OSF preprint servers

Preprints on OSF preprint servers have a DOI that for instance starts with 10.31234/osf.io/ (PsyArXiv), 10.31235/osf.io/ (SocArXiv), or 10.31222/osf.io/ (MetaArXiv). Different versions of a preprint have the same DOI.

Preprints.org

Preprints on Preprints.org have a DOI that starts with 10.20944/preprints. Different versions of a preprint have different DOIs, ending with .v1.v2, etc. Make sure to use the correct DOI. This will typically be the DOI of the most recent version of a preprint.

Research Square

Preprints on Research Square have a DOI that starts with 10.21203/rs.. Different versions of a preprint have different DOIs, ending with /v1/v2, etc.
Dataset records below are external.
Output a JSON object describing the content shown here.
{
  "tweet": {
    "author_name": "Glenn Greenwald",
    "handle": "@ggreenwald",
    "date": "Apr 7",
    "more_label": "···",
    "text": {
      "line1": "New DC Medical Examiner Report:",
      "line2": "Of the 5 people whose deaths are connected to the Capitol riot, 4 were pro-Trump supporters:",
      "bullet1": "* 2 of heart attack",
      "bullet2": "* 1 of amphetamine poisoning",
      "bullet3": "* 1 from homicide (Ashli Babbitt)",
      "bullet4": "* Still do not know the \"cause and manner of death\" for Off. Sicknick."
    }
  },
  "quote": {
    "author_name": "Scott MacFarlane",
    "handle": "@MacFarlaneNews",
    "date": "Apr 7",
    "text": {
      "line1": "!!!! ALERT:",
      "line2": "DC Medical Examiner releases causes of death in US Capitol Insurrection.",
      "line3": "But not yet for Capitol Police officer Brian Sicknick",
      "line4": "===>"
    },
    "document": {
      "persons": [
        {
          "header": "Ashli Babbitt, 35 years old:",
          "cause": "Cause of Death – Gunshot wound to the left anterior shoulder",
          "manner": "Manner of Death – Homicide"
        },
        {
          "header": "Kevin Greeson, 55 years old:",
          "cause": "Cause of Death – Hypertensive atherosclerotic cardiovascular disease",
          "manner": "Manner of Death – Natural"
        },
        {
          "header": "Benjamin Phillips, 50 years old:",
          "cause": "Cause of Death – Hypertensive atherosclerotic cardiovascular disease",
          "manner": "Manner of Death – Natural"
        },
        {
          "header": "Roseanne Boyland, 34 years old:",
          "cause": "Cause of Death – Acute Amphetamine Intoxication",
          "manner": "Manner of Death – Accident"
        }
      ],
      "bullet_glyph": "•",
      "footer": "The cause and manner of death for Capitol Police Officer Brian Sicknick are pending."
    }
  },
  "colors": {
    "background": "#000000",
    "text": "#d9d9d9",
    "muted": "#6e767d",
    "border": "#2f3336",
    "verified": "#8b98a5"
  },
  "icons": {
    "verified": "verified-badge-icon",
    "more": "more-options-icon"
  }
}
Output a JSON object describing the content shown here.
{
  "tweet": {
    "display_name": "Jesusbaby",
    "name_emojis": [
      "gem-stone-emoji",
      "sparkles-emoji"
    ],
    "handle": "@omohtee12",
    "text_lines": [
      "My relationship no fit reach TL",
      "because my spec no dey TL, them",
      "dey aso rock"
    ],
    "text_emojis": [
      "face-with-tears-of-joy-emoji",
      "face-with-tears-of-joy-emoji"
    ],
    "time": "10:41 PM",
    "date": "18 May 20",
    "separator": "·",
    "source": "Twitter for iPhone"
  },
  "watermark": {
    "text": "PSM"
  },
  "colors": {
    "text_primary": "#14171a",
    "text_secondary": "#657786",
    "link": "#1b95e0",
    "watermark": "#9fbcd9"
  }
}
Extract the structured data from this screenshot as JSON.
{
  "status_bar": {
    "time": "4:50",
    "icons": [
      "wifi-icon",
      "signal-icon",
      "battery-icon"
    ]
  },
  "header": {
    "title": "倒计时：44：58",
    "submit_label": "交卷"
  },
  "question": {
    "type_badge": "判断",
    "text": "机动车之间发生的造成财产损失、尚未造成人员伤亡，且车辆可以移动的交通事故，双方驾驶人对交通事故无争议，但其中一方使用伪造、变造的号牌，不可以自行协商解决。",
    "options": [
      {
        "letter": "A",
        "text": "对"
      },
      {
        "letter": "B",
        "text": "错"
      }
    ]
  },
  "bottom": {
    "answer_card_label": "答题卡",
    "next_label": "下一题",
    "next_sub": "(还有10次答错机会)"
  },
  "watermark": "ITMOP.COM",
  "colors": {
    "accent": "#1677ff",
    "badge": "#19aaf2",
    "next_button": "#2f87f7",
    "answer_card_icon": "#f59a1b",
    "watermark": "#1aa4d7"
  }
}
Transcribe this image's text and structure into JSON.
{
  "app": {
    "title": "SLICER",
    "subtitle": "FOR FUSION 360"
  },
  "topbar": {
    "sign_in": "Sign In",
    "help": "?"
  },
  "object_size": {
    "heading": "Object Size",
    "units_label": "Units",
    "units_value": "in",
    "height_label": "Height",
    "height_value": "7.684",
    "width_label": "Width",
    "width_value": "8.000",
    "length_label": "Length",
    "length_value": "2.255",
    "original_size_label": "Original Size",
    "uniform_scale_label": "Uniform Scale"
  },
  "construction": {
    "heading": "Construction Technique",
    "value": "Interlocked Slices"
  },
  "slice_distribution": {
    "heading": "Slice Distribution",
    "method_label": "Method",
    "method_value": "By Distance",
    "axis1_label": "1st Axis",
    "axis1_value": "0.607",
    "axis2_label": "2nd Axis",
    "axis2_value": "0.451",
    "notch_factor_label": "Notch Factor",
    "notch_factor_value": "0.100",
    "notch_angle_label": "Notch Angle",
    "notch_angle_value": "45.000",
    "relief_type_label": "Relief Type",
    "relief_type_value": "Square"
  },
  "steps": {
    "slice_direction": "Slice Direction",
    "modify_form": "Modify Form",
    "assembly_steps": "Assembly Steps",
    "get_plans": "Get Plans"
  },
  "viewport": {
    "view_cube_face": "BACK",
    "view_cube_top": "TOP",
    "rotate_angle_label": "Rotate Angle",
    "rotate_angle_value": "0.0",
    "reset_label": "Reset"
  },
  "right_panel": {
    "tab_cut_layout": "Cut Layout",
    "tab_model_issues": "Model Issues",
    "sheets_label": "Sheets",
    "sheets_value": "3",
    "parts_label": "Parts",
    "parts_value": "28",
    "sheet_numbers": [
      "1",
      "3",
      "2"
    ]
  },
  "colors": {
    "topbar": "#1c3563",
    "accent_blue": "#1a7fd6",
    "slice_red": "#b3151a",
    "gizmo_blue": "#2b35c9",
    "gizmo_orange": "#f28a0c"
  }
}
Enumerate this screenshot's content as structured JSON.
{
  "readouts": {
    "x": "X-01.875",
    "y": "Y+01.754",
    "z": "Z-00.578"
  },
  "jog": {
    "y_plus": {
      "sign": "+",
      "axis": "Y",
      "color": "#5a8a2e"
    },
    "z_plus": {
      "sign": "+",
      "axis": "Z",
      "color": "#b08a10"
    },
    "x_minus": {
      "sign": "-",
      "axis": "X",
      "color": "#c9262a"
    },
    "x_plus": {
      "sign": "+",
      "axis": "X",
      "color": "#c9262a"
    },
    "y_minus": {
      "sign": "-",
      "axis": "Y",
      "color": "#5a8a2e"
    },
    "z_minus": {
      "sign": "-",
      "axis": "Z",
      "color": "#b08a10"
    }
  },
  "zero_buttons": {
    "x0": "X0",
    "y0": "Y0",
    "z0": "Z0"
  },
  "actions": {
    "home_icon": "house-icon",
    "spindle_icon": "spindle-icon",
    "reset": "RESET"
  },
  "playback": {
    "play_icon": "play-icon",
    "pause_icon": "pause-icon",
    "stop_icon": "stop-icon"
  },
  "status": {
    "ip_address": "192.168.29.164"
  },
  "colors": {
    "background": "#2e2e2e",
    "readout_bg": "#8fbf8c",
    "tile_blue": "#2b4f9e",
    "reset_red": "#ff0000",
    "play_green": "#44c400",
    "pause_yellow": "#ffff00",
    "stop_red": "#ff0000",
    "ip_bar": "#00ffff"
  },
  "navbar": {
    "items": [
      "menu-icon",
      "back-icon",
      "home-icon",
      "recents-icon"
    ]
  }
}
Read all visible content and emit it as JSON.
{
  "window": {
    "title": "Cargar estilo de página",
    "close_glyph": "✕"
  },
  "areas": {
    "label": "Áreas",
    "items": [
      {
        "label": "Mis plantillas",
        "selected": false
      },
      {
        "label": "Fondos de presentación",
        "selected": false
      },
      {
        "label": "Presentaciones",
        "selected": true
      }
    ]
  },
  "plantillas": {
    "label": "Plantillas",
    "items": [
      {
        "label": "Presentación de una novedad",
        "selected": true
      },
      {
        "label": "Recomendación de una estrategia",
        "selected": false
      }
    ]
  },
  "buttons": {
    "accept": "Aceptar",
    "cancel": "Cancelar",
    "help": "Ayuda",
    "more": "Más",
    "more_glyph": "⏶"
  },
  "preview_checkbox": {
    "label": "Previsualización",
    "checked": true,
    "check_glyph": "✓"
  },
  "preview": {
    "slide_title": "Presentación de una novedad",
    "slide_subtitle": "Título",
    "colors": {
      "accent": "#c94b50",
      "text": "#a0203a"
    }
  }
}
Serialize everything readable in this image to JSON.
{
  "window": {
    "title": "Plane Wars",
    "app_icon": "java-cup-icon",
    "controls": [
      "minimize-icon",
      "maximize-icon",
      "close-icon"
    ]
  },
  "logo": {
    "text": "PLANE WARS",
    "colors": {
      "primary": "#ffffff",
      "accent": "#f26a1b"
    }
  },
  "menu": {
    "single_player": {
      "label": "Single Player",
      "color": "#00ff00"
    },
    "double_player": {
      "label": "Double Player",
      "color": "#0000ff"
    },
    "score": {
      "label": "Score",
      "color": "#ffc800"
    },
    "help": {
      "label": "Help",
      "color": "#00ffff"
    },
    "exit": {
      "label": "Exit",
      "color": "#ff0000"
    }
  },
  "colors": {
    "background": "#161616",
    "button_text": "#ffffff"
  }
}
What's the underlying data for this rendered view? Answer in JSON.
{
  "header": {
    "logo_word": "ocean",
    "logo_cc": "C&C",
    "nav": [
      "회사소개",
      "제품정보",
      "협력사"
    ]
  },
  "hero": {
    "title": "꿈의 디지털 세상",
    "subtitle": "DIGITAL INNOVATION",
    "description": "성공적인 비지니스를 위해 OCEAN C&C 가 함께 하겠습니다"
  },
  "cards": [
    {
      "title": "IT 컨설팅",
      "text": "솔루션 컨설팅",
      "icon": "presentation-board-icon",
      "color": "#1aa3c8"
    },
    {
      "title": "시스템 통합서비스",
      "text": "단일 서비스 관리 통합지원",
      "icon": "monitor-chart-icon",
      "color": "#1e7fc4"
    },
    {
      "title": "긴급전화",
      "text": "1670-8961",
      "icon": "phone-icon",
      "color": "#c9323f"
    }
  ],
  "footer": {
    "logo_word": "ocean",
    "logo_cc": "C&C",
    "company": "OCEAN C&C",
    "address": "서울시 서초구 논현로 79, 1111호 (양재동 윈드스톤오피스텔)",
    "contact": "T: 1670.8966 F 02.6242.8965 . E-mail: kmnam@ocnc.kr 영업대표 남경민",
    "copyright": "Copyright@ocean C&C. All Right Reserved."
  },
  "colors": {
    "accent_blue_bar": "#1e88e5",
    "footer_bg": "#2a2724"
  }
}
Make sure to use the correct DOI. This will typically be the DOI of the most recent version of a preprint.

SSRN

Preprints on SSRN have a DOI that starts with 10.2139/ssrn.. A preprint on SSRN has only one version.

More information

More information about publishing reviews of preprints can be found in Gary McDowell’s Preprint Peer Reviewer’s Toolkit. ASAPbio’s public preprint feedback FAQ addresses a broad range of questions on preprint peer review.

PREreview offers a reviewer guide and bias reflection guide for open peer review. These guides offer valuable information complementing ASAPbio’s FAST principles.